Sedangkan data pengaduan di PDAM Malang saat ini, sebagaimana di catat oleh www.kompas.com menyebutkan ada 708 kasus dengan rincian sebagai berikut: 444 kasus (62 %) pengaduan terkait kebocoran air, 130 kasus ( 18 %) karena air tidak mengalir,72 kasus ( 10,16 %) terkait pencatatan pemakaian air yang tiba-tiba meningkat dan lain-lain. Menurut pendapat direktur teknik PDAM Malang, tingkat kebocoran air mencapai 30 % dari total produksi 1300 l/detik. Hal ini disebabkan jaringan pipa yang usang serta rendahnya kualitas seal (pelapis sambungan pipa) sehingga setiap tahun ada kebocoran di 2400 titik.
Banyaknya kritik dan pengaduan atas buruknya pelayanan PDAM, justru tidak menyurutkan pengelola PDAM untuk menaikkan tarif air minum kepada pelanggannya dari waktu ke waktu dengan alasan PDAM selalu menderita kerugian (Kompas 12 Juni 2007,”YLKI: PDAM Tidak “Fair” Kenaikan Tarif Air Minum Harus Didasarkan Indikator Kepuasan Konsumen”. Situs Combiphar, 12 januari 2006,“YLKI dan Konsumen Air Tolak Kenaikan Tarif PDAM DKI Jakarta”. www.sidoarjokab.go.id “ PDAM punya utang 900 juta pada karyawan, 2007 PDAM menaikkan tarif”.www.pikiran rakyat,” PDAM Kabupaten Garut Akan Menaikkan Tarif Penetapan Sepenuhnya di Tangan Bupati dan DPRD”). PDAM Kota Malang juga tidak ketinggalan untuk menaikkan tarif 18 % pada tahun 2007 dengan alasan untuk pembiayaan pembangunan jaringan di daerah Tasik Madu, Cemoro Kandang dan Madyopuro yang memerlukan dana 11 milyar rupiah.
Sedangkan penilaian konsumen terhadap PDAM terekam dalam tulisan seorang konsumen PDAM Kota Tangerang yang mungkin dapat mewakili ketidak puasan konsumen-konsumen lain sebagai berikut:” PDAM DISAYANGI TAPI TIDAK MENYAYANGI KONSUMEN”
Berbicara masalah PDAM khususnya yang ada di wilayah Tangerang, sesungguhnya merupakan sesuatu yang basi dan nampaknya tak punya efek langsung terhadap perbaikan kualitas pelayanan PDAM. Hal itu dikarenakan begitu banyak kritik masukan yang disampaikan kepada Pengelola PDAM, tapi realitasnya pelayanan yang diberikan masih dibawah standar normal.

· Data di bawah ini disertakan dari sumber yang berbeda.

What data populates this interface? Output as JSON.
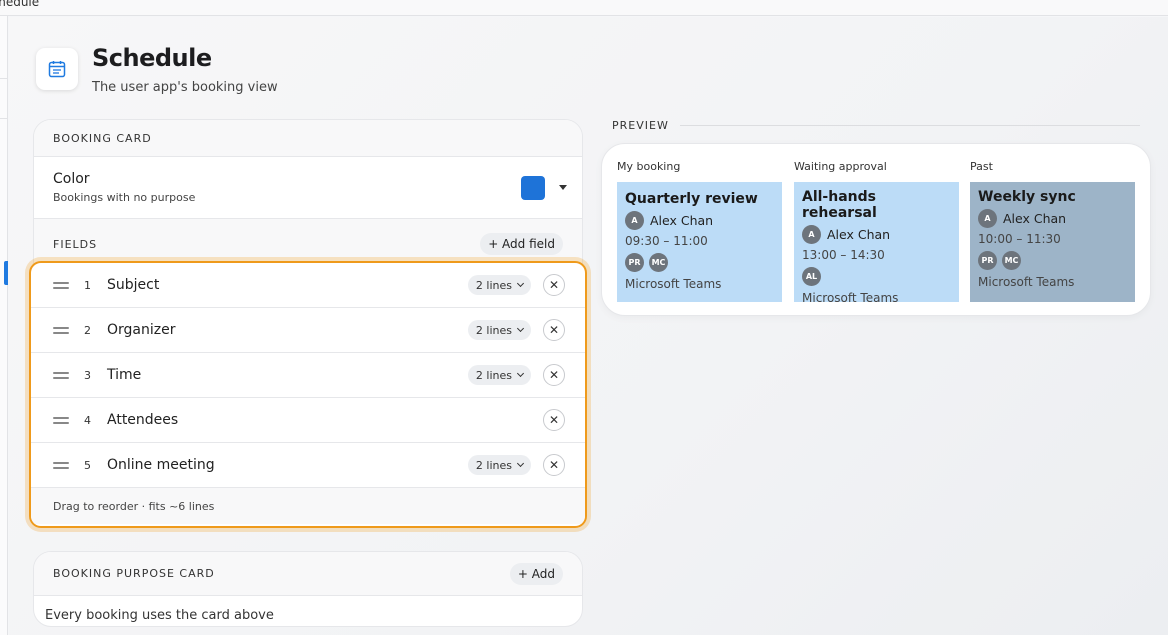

Akan tetapi, sekalipun demikian, kata orang, lebih baik mengingatkan secara terus menerus, mungkin merupakan cara yang terbaik untuk menyadarkan pihak otorita PDAM. Mungkin suatu saat akan mengalami proses penyadaran secara alamiah. Ada beberapa hal yang sebenarnya sangat merupakan konsumen pelanggan PDAM. Hal pertama yang kiranya sangat sering dikeluhkan masyarakat yaitu masalah pencatatan meteran yang seringkali tidak dilakukan secara benar dan teratur. Sabagi akibatnya, banyak konsumen yang harus membayar jauh lebih mahal dari seharusnya. Hal itu disebabkan sistem perhitungan debit pemakaian air yang mana, semakin banyak debitnya akan semakin mahal harga per kubiknya. Sementara para tukang catat meteran banyak sekali yang tidak pernah sampai ke tempat konsumen, malainkan hanya mereka-reka jumlah pemakaian. Akitbanya, pada saat yang bersangkutan (pencatat meteran) datang ke lokasi meteran, terkadang debit kubik air yang sudah dipakai, namun tidak tercatat pada bulan-bulan sebelumnya, menumpuk di bulan tertentu. Alhasil, yang terjadi konsumen harus membayar tunggapan debit air pada bulan-bulan sebelumnya. Hal ini tentu sangat merugikan konsumen, apalagi dengan sistem perhitungan debit/kubik air. Semakin banyak kubiknya semakin tinggi harga per kubiknya. Kedua, masalah kualitas air. Seringkali kualitas air yang kurang layak dikonsumsi untuk masak dan minum. Bagi yang berduit, khusus untuk masak dan minum bisa memakai dari air mineral/isi ulang dan msejenisnya. Air PDAM hanya untuk kebutuhan mencuci dan mandi. Namun, bagaimana nasib mereka yang kesulitan dari sisi ekonomi? Ini sesuatu yang tidak manusiawi. Sementara di sisi lain, PDAM selalu memiliki keinginan untuk selalu menaikkan harga/tarif PDAM dengan berbagai alasan. Sesungguhnya konsumen mungkin tidak akan terlalu berkeberatan untuk menerima kenaikan itu kalau saja pihak PDAM meningkatkan pelayanannya dari berbagai sisi. Mudah-mudahan ke depan PDAM tidak hanya memikirkan masalah Profit, namun juga memperhatikan standar pelayanan yang manusiawi agar keuntungan yang diperoleh PDAM menjadi layak dan adil secara moralitas (www.pintunet.com)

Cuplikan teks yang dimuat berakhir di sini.